WEALTH-MGMT_Printed-Booklet_Saving-For-Retirement-booklet 4…

INVESTOR KNOWLEDGE

Very few people stumble into financial security. For most people, the only way to attain financial security is to save and invest over a long period of time.

There are two ways your money can work for you:

1. Interest and dividends. When you invest in a bond or bond mutual fund, someone pays you to use your money for a period of time. If you buy stock in a company that pays “dividends” to shareholders, the company pays you a portion of its earnings on a regular basis. Now your money is making an “income.” 2. Price appreciation. When you invest in stocks or stock mutual funds, you buy something with your money that could increase in value. When you need or want your money back, you sell the investment, potentially for a profit. The reward for taking on investment risk is the potential for greater returns. If you have a financial goal with a long-term horizon, higher-risk assets such as stocks or stock mutual funds may be appropriate. Stable value investments such as cash, FDIC insured CDs or short-term investment grade bonds have lower risk and may be appropriate for short-term financial goals.

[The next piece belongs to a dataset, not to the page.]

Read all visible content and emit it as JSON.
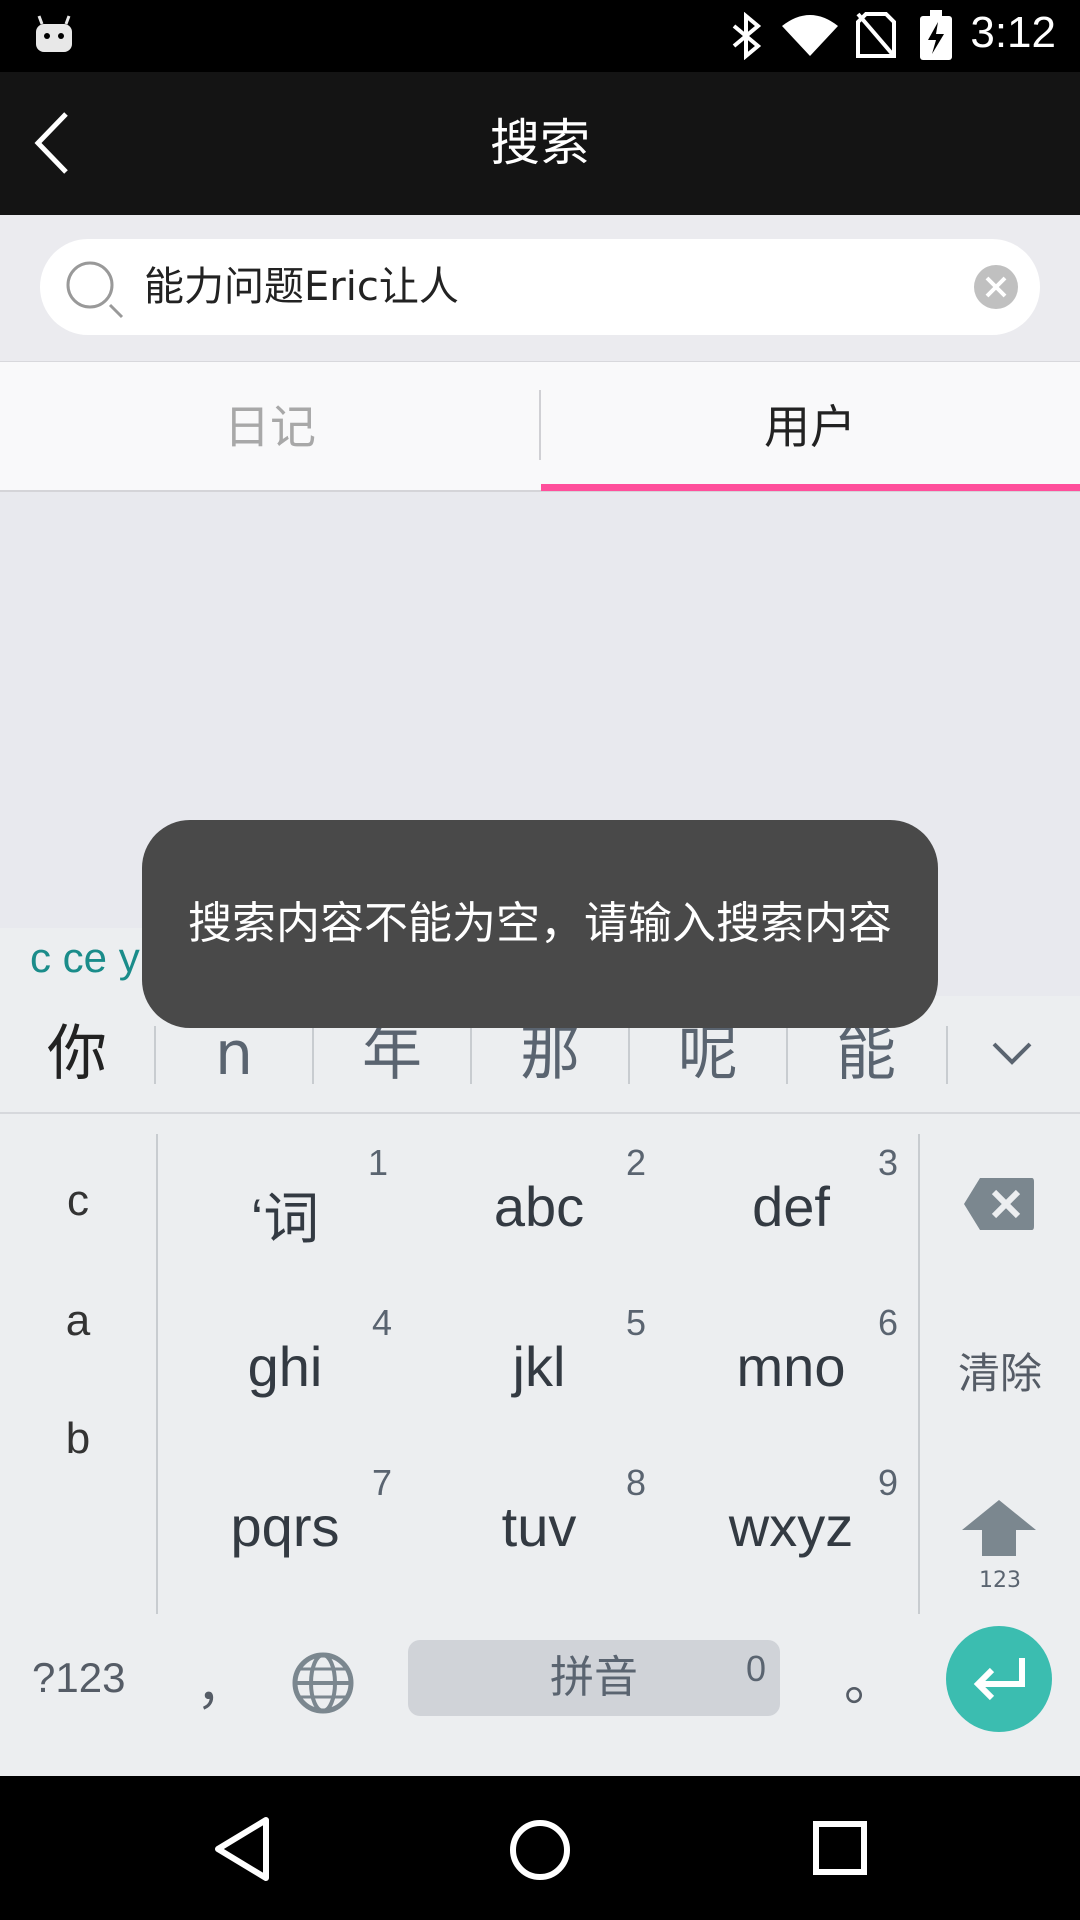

BE CAREFUL OF AVERAGES! The following statements are true, but misleading:

Market returns are like the weather in Iowa—sometimes we have above-average days, sometimes we have below-average days! Over time, strong returns offset weak returns and investors’ annualized performance may “average” out. Actual investment returns in any given year may be above or below “average,” but are seldom actually average!

Over the past 70 years, stocks have averaged 10-12% annual returns.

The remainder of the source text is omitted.